Minister of Finance and the Public Service Dr Nigel Clarke has been nailed to the cross for first declaring that he had no prior knowledge of the concerns that would later result in the Stocks and Securities Ltd (SSL) scandal and then later amending his position, revealing the Financial Services Commission (FSC) sent a report to his office on April 3, 2020 which was received on April 15, 2020.
Everyone and their dog has taken to Youtube and social media to castigate Dr Clarke, some even calling for his resignation. There sure are a lot of “media personalities and professionals “out there!
Some of the reasons proffered as to why the Minister of Finance did not respond to the FSC report are worthy of a plot line in a Tom Clancy novel.
Running a big organisation is not easy and leaders depend on their managers to bring pertinent matters to their attention in a timely fashion. A failure to do so inevitably leads to problems in the future with the question posed,” who knew about this?”
If the Minister of Finance has to sit down and open every piece of correspondence, he would have no time to attend to the finances of the state.
Now that would be a real problem!
Delegation is key and it is incumbent on staff to notify the boss as to matters that require his attention.

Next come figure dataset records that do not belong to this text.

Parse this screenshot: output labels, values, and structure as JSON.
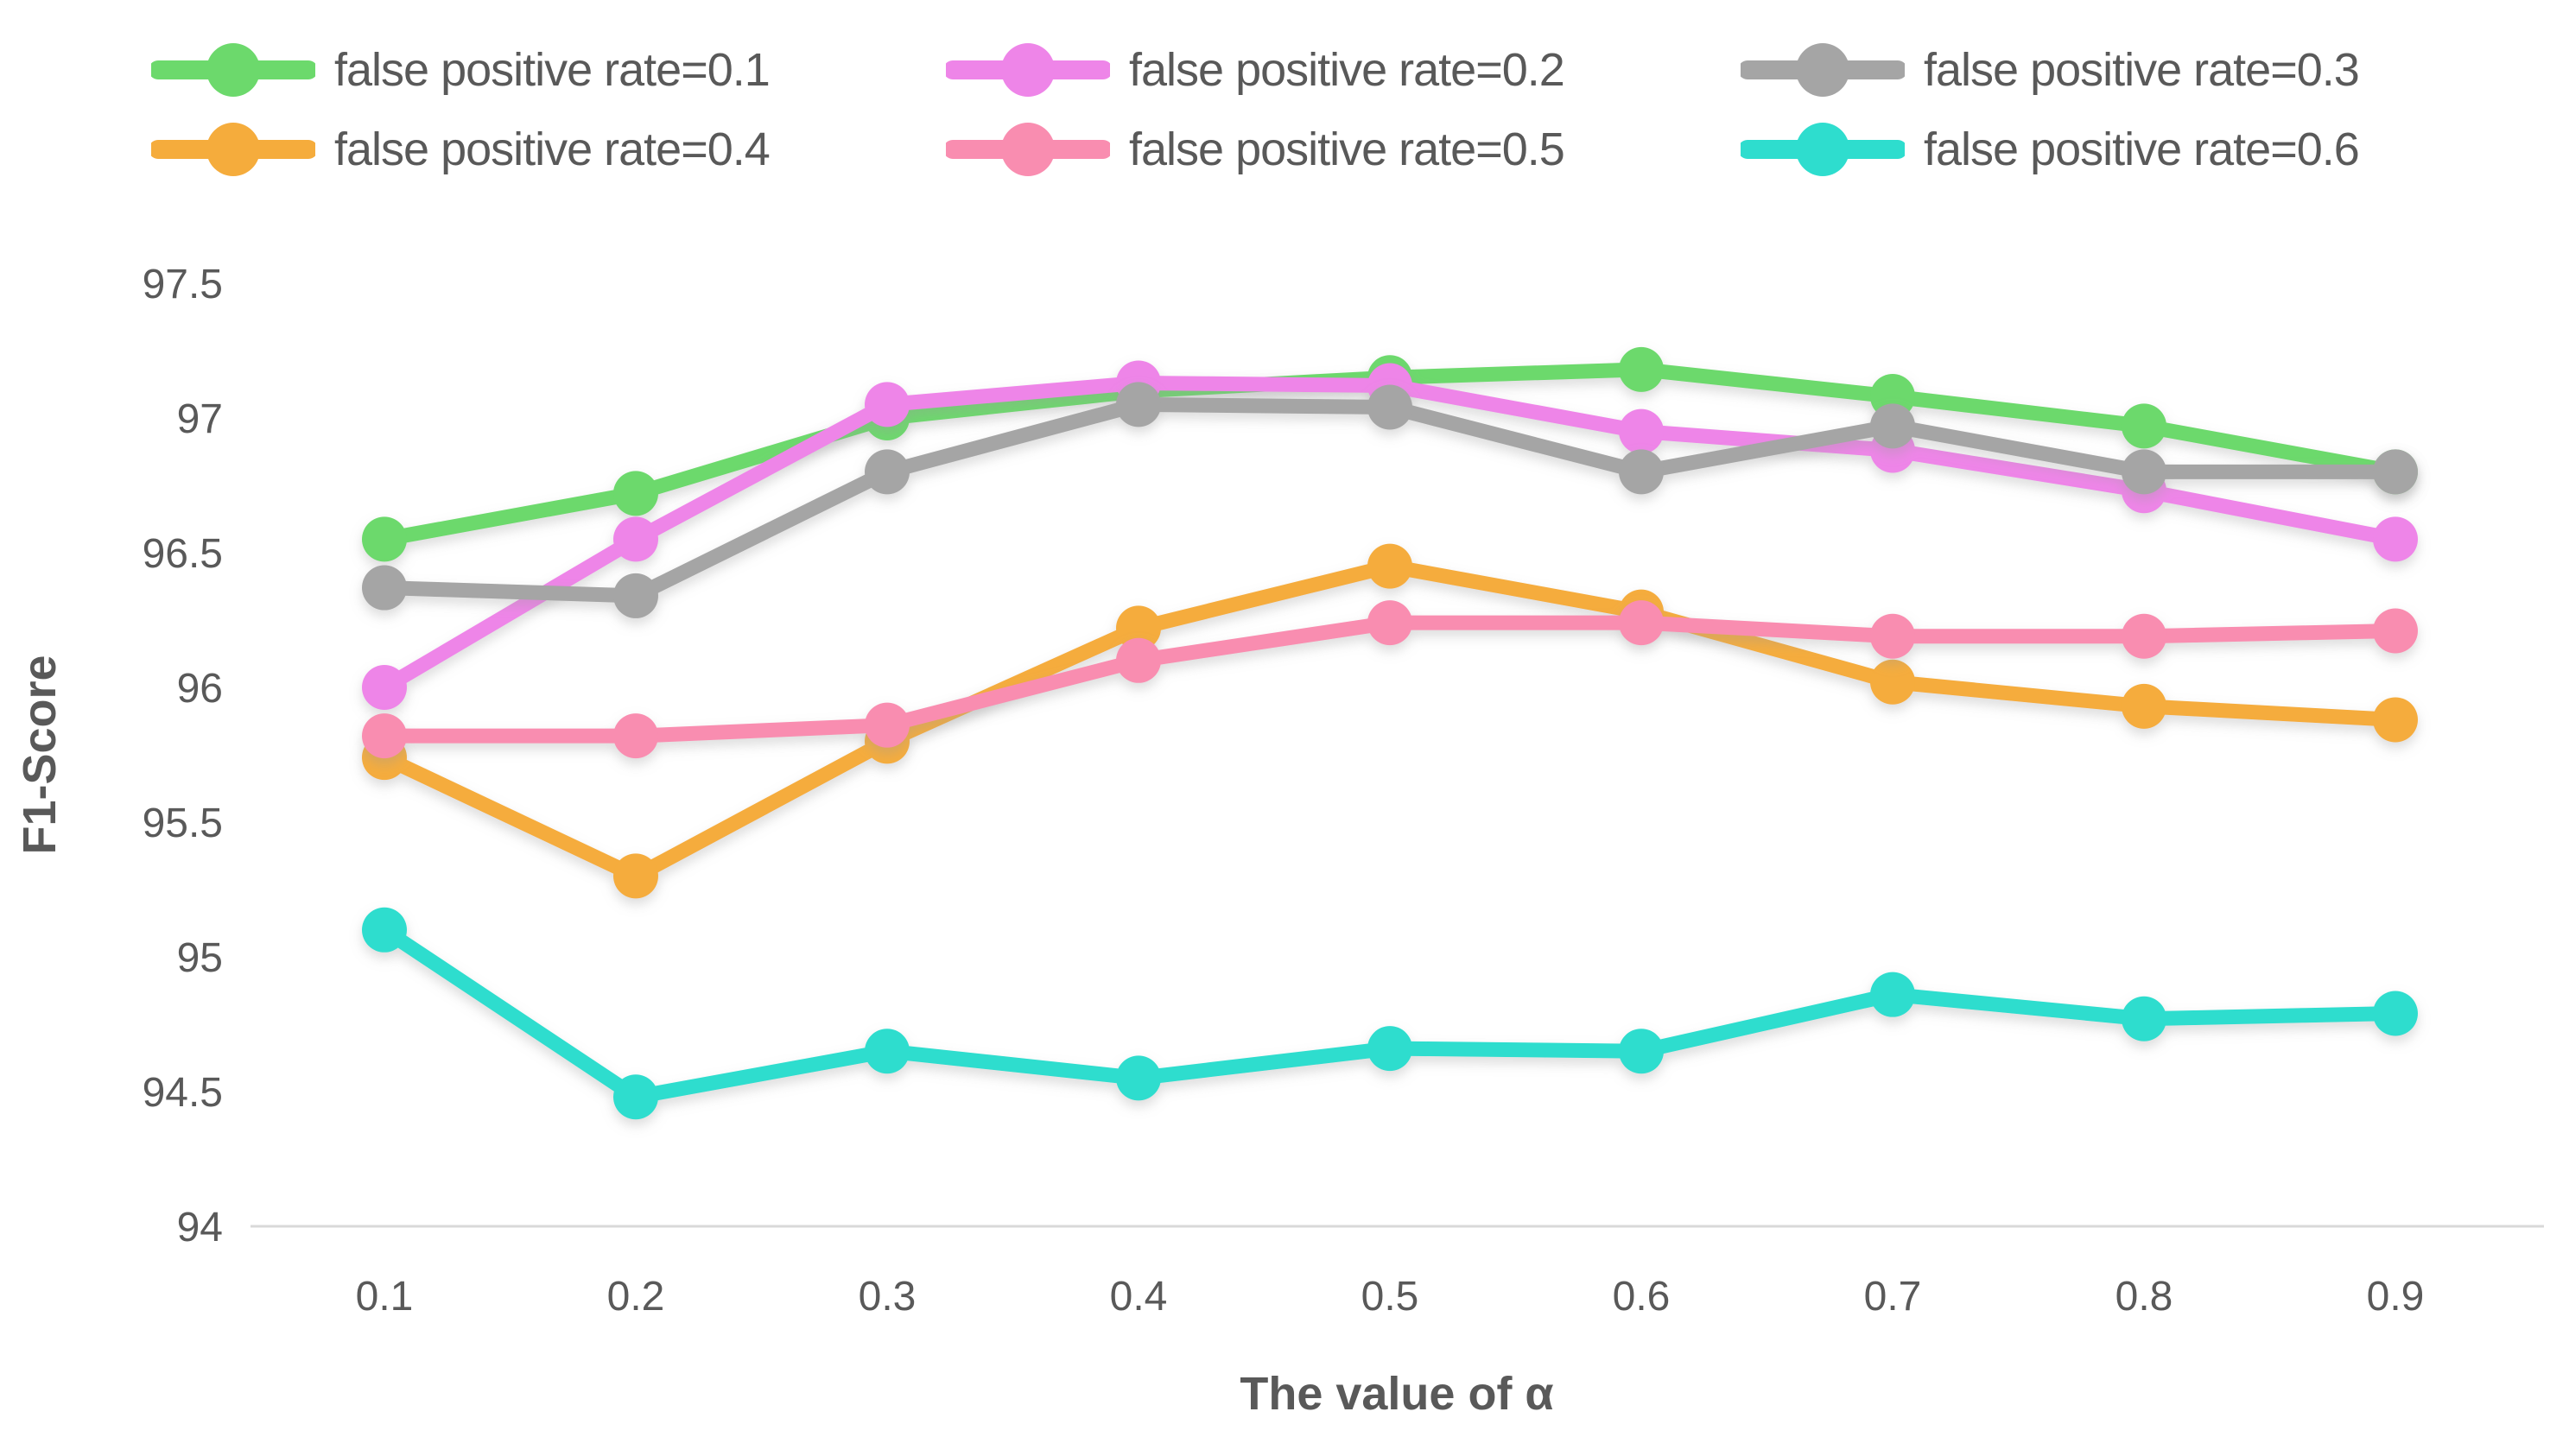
{
  "chart_data": {
    "type": "line",
    "title": "",
    "xlabel": "The value of α",
    "ylabel": "F1-Score",
    "x": [
      0.1,
      0.2,
      0.3,
      0.4,
      0.5,
      0.6,
      0.7,
      0.8,
      0.9
    ],
    "xtick_labels": [
      "0.1",
      "0.2",
      "0.3",
      "0.4",
      "0.5",
      "0.6",
      "0.7",
      "0.8",
      "0.9"
    ],
    "ylim": [
      94,
      97.5
    ],
    "yticks": [
      97.5,
      97,
      96.5,
      96,
      95.5,
      95,
      94.5,
      94
    ],
    "ytick_labels": [
      "97.5",
      "97",
      "96.5",
      "96",
      "95.5",
      "95",
      "94.5",
      "94"
    ],
    "grid": false,
    "baseline_at": 94,
    "legend_position": "top",
    "legend_rows": [
      [
        0,
        1,
        2
      ],
      [
        3,
        4,
        5
      ]
    ],
    "series": [
      {
        "name": "false positive rate=0.1",
        "color": "#6cd96c",
        "values": [
          96.55,
          96.72,
          97.0,
          97.1,
          97.15,
          97.18,
          97.08,
          96.97,
          96.8
        ]
      },
      {
        "name": "false positive rate=0.2",
        "color": "#ee85e8",
        "values": [
          96.0,
          96.55,
          97.05,
          97.13,
          97.12,
          96.95,
          96.88,
          96.73,
          96.55
        ]
      },
      {
        "name": "false positive rate=0.3",
        "color": "#a5a5a5",
        "values": [
          96.37,
          96.34,
          96.8,
          97.05,
          97.04,
          96.8,
          96.97,
          96.8,
          96.8
        ]
      },
      {
        "name": "false positive rate=0.4",
        "color": "#f5ac3c",
        "values": [
          95.74,
          95.3,
          95.8,
          96.22,
          96.45,
          96.28,
          96.02,
          95.93,
          95.88
        ]
      },
      {
        "name": "false positive rate=0.5",
        "color": "#f98db0",
        "values": [
          95.82,
          95.82,
          95.86,
          96.1,
          96.24,
          96.24,
          96.19,
          96.19,
          96.21
        ]
      },
      {
        "name": "false positive rate=0.6",
        "color": "#2eddce",
        "values": [
          95.1,
          94.48,
          94.65,
          94.55,
          94.66,
          94.65,
          94.86,
          94.77,
          94.79
        ]
      }
    ]
  },
  "colors": {
    "text": "#595959",
    "axis_line": "#d9d9d9",
    "background": "#ffffff"
  }
}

If Dr Clarke was not made aware of the FSC’s report on SSL, then he has no way of knowing its contents.
To drop off a letter or envelope at the Ministry of Finance addressed for “The Attention of the Minister of Finance,” is no guarantee he will get to read it quickly. To top things off, the correspondence was dropped off just as the COVID-19 had arrived in Jamaica, disrupting the operations of government offices and making it arguably more understandable than at any other time if his focus was on what many would have then considered more pressing matters.
Where were the follow ups? Did anyone from the FSC get in touch directly with the Minister of Finance to alert him that the report was sent and needed an expeditious response?

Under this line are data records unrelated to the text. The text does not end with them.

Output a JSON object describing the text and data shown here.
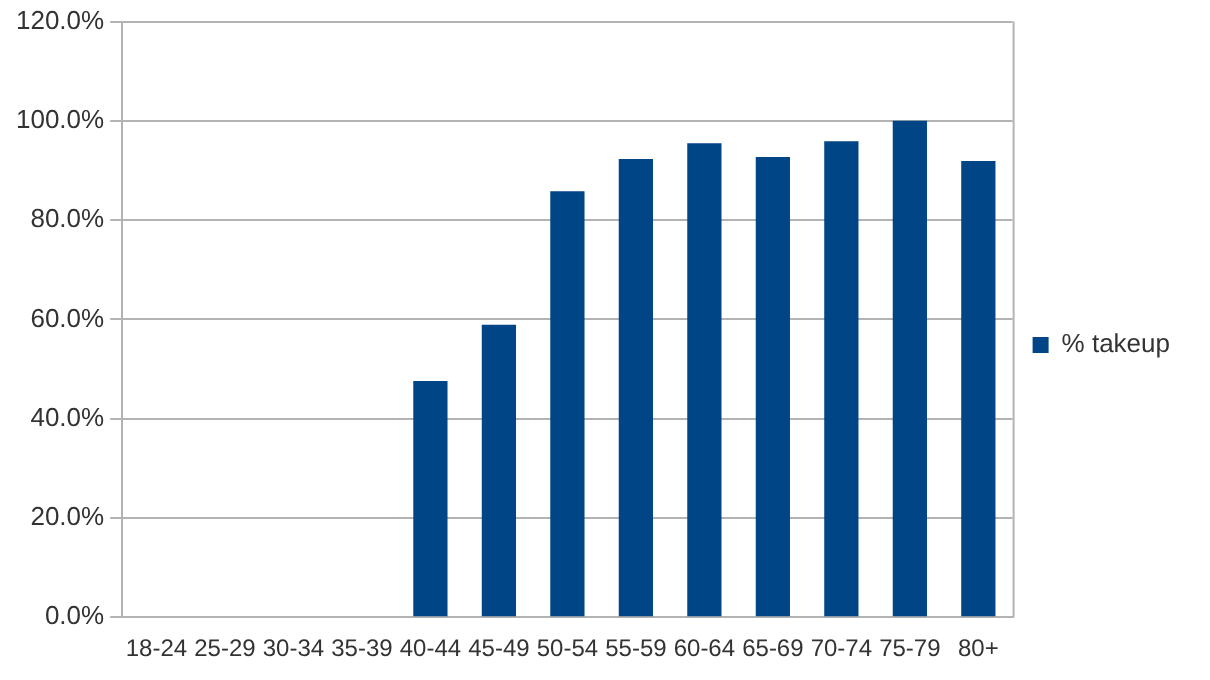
{
  "chart_data": {
    "type": "bar",
    "categories": [
      "18-24",
      "25-29",
      "30-34",
      "35-39",
      "40-44",
      "45-49",
      "50-54",
      "55-59",
      "60-64",
      "65-69",
      "70-74",
      "75-79",
      "80+"
    ],
    "series": [
      {
        "name": "% takeup",
        "color": "#004586",
        "values": [
          0,
          0,
          0,
          0,
          47.6,
          58.9,
          85.8,
          92.3,
          95.5,
          92.7,
          95.9,
          100,
          91.9
        ]
      }
    ],
    "ylim": [
      0,
      120
    ],
    "yticks": [
      {
        "value": 0,
        "label": "0.0%"
      },
      {
        "value": 20,
        "label": "20.0%"
      },
      {
        "value": 40,
        "label": "40.0%"
      },
      {
        "value": 60,
        "label": "60.0%"
      },
      {
        "value": 80,
        "label": "80.0%"
      },
      {
        "value": 100,
        "label": "100.0%"
      },
      {
        "value": 120,
        "label": "120.0%"
      }
    ],
    "grid": "y",
    "legend": "right"
  }
}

It is now obvious that it was received at the Ministry of Finance on April 15, 2020 and that it was sent both physically and electronically. But who is responsible for ensuring Dr Clarke lays eyes upon it?
Some say he got an invitation to attend Shenseea’s album launch party which he received and attended but failed to act on this FSC report and is now claiming ignorance. That arrow has hit the target.

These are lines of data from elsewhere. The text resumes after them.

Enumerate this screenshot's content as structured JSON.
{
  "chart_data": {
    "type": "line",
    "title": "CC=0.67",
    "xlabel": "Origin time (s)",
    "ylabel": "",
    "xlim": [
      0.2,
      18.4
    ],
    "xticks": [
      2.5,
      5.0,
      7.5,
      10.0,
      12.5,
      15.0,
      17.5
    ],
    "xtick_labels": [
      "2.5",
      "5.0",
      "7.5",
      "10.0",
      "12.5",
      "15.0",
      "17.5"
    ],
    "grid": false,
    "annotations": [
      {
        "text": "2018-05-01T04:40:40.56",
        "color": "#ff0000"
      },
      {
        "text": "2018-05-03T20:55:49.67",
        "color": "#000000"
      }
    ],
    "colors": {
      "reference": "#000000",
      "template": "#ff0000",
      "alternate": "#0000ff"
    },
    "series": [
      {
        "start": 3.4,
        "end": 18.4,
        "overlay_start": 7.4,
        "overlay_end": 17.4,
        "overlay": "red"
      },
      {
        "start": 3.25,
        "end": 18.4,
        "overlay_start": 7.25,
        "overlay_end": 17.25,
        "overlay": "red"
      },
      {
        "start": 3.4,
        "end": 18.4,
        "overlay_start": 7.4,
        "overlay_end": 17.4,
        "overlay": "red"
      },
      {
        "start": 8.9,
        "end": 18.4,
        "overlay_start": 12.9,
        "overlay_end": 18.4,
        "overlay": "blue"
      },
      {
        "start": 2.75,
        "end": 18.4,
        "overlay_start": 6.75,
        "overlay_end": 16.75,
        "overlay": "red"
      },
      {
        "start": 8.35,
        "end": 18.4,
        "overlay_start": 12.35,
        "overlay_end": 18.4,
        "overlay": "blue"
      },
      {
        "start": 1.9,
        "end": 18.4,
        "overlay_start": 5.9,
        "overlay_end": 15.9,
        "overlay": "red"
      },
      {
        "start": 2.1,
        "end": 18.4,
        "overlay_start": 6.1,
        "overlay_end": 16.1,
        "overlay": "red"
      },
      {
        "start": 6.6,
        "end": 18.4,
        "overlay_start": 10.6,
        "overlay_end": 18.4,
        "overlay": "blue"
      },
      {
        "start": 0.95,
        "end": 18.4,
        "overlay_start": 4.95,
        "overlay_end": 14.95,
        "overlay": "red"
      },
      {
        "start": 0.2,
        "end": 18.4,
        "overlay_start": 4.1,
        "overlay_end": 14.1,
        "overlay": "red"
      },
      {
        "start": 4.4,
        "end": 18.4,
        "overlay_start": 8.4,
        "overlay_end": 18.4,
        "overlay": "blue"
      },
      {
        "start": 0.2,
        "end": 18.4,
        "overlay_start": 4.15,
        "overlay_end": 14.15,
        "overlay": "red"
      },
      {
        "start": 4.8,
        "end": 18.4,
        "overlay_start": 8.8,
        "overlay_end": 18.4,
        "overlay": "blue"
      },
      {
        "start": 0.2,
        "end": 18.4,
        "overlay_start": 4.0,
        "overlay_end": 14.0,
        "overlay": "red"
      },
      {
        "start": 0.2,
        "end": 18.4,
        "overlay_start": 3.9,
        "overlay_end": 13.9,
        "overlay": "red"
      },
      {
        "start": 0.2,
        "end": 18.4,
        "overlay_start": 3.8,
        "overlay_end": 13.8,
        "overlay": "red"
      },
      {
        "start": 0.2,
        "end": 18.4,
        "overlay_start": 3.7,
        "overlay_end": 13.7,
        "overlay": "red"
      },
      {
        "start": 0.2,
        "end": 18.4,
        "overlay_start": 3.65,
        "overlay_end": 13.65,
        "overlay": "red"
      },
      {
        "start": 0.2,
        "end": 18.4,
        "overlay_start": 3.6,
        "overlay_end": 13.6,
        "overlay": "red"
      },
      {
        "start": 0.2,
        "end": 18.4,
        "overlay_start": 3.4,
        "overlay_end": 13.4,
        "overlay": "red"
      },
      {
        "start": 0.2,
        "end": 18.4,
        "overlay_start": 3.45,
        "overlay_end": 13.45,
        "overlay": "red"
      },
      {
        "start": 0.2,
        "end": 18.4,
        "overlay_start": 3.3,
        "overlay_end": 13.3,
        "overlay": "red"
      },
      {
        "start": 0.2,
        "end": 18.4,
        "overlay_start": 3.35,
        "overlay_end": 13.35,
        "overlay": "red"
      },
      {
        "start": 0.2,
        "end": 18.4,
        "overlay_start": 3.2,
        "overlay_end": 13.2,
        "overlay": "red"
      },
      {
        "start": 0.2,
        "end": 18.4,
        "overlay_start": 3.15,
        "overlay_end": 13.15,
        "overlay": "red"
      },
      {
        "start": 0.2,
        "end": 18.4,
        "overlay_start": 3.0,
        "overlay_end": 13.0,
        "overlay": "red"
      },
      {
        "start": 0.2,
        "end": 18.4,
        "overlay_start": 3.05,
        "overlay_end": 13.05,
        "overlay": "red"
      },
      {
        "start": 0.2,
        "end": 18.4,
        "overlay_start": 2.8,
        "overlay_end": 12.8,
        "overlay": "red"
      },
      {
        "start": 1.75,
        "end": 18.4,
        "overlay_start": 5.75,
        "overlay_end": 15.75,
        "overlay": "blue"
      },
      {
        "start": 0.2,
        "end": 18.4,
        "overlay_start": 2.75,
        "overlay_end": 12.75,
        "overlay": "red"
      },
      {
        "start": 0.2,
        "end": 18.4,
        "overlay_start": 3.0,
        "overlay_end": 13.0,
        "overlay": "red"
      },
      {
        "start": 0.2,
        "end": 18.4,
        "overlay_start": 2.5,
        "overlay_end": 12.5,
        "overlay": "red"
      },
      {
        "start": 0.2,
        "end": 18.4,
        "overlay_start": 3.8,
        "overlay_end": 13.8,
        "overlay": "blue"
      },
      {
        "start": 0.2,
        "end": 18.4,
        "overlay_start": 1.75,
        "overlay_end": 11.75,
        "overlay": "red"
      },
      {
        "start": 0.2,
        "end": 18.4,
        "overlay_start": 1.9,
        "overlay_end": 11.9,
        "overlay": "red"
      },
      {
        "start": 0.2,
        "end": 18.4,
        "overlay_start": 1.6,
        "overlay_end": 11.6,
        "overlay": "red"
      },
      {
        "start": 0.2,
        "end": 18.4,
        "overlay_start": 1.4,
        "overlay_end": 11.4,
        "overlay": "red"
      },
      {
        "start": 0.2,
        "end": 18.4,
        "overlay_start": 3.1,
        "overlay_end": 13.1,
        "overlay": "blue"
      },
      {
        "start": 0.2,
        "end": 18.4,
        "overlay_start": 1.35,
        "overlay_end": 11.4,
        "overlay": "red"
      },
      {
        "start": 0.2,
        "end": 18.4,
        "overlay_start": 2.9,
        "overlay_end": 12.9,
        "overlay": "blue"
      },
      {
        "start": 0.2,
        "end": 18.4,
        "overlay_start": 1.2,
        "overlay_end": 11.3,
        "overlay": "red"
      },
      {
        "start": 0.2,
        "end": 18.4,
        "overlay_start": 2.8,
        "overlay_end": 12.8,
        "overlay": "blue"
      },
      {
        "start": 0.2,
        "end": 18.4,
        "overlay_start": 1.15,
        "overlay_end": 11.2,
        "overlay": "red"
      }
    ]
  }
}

Someone has to pay a price for this lack of competence. It’s another case of lack of accountability and not just at SSL.
Dr Clarke went before the nation and said: “Let me state categorically, that in approximately five years service as Minister of Finance and the Public Service neither the FSC Board of Commissioners nor the FSC Executive Director nor any person from the FSC has ever raised SSL with me in any way.”
Now, when he said this so stridently a week ago, he may very well have believed it, unaware that it was sent for his attention.
This brings a new dimension to this whole sorry affair which, despite proclamations to the contrary, has undermined confidence in the financial sector. When you have young dancehall fellas singing “SSL , where di money deh?” you know the saga has connected with the national consciousness and it is paying close attention.
When Dr Clarke was crafting that statement, didn’t anyone see fit to point out this was not the case and a report was sent to him in early April 2020? He would have appreciated the early correction and it would have caused him a lot less bother than it is now.
People are now asking why did it take three years to come to light and are looking at the Ministry of Finance with apprehension and skepticism at a time when Dr Clarke’s authority and stewardship should be unassailable.
Do Jamaican government ministers get a Red Box and why wasn’t the FSC report placed in Dr Clarke’s, thus seeing to it that it was made a priority? It cannot be that a matter of this magnitude is simply dropped off at the front desk.
Institutions and corporations receive a myriad of correspondence and missives and it is for the gatekeepers to sort the wheat from the chaff.
Just like at SSL, no one was paying attention, no one was doing their job, there was a clear absence of professionalism.
Now that the ineptitude is uncovered for the world to see, the finger-pointing is under way.
This is exactly why there is a lack of confidence out there and everyone is diligently checking their accounts.
If it is that Jamaica’s professional classes, whether they be in government or the investment sector, cannot be relied upon to do their jobs and communicate effectively, then we are in serious trouble.